I have the spiritual gift of packing. It might not be listed in the book of Corinthians – but I am sure it is a legit spiritual gift. Joking aside, moving 9 times in the last 14 years might have something to do with my ability to pack up a house. Moving across town, in 4 different states and 4 international moves – we have done it all.
Even with all of my packing experience this move still does seem a bit overwhelming. With each additional child it seems to get a bit harder…Or that is what I want to say. But honestly, for our last move I used the “rake it into a box” method and got rid of NOTHING. I am paying for that now. I distinctively remember putting a box of half used wrapping paper bits into the moving van. I knew that was nuts. A dear friend who was helping me pack even called me out on the silliness – but I stubbornly held on to bits of paper. I am not really sure why.
There is nothing like a good international move to help me simplify my life and really evaluate my treasures.

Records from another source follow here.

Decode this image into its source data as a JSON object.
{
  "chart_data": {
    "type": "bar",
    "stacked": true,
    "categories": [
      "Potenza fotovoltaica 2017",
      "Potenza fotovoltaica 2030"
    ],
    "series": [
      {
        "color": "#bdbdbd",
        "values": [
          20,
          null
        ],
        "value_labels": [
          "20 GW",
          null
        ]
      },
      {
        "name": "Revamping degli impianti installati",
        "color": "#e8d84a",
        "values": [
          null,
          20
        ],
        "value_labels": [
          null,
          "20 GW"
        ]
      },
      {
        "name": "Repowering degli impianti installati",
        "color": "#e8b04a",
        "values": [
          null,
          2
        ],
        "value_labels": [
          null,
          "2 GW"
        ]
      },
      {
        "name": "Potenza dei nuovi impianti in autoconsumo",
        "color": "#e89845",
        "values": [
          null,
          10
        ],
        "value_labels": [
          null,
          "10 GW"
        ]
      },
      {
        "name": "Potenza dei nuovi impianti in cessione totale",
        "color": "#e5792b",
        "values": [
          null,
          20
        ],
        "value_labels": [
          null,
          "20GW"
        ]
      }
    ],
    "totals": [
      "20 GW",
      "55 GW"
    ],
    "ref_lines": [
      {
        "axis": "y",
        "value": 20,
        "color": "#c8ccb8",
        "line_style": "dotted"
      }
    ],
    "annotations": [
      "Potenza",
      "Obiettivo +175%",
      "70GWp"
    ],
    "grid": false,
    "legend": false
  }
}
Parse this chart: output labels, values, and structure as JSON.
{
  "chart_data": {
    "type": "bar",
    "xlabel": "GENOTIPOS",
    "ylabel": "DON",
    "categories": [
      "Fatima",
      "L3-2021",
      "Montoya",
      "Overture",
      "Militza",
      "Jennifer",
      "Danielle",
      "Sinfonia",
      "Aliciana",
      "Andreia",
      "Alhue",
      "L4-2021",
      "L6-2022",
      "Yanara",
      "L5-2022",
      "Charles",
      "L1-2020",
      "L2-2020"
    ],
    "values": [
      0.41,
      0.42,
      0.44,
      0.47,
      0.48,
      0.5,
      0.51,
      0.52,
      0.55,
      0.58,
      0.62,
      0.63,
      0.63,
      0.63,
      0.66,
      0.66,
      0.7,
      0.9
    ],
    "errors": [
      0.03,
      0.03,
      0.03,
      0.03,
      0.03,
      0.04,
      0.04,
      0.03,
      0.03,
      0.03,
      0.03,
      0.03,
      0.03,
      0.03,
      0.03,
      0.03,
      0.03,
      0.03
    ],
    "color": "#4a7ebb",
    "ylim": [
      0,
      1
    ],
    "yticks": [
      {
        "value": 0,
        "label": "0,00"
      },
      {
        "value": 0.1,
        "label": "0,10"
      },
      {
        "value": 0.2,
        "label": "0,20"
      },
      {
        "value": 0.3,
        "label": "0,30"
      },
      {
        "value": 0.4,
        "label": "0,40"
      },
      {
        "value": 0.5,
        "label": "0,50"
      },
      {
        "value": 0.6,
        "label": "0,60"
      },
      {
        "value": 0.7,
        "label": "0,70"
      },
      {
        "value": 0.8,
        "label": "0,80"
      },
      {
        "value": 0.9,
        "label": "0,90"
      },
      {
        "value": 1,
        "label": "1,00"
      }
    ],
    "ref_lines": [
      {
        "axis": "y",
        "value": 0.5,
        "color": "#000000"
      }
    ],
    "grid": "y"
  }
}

Seriously do I need this many pairs of shoes? Where did all of these books come from? If it is called a junk drawer then I probably don’t need anything that is in it.
Crazy how stuff can creep in and take over areas of my heart that they have no business owning.
So I am not just packing. I am getting my heart in order. I am cleaning out what doesn’t belong so that there is room to do something meaningful. As I put my hand to the task, I have four Littles watching. We all are fitting our lives into 12 suitcases – but we are reminded that even with that amount of belongs we are better off than 90% of the world. Humbling.
Now, don’t go painting me as some holy saint. I was just eating a bag of chips with nacho dip (comfort food) as I decided what shirts to purge from my closet. I haven’t figured this whole thing out yet, but one step box at a time I am getting there.
I really don’t want to be thought of as a person with a gift for packing. Instead I am asking Father to help me to have the spiritual discipline of living simply and trusting only in Him.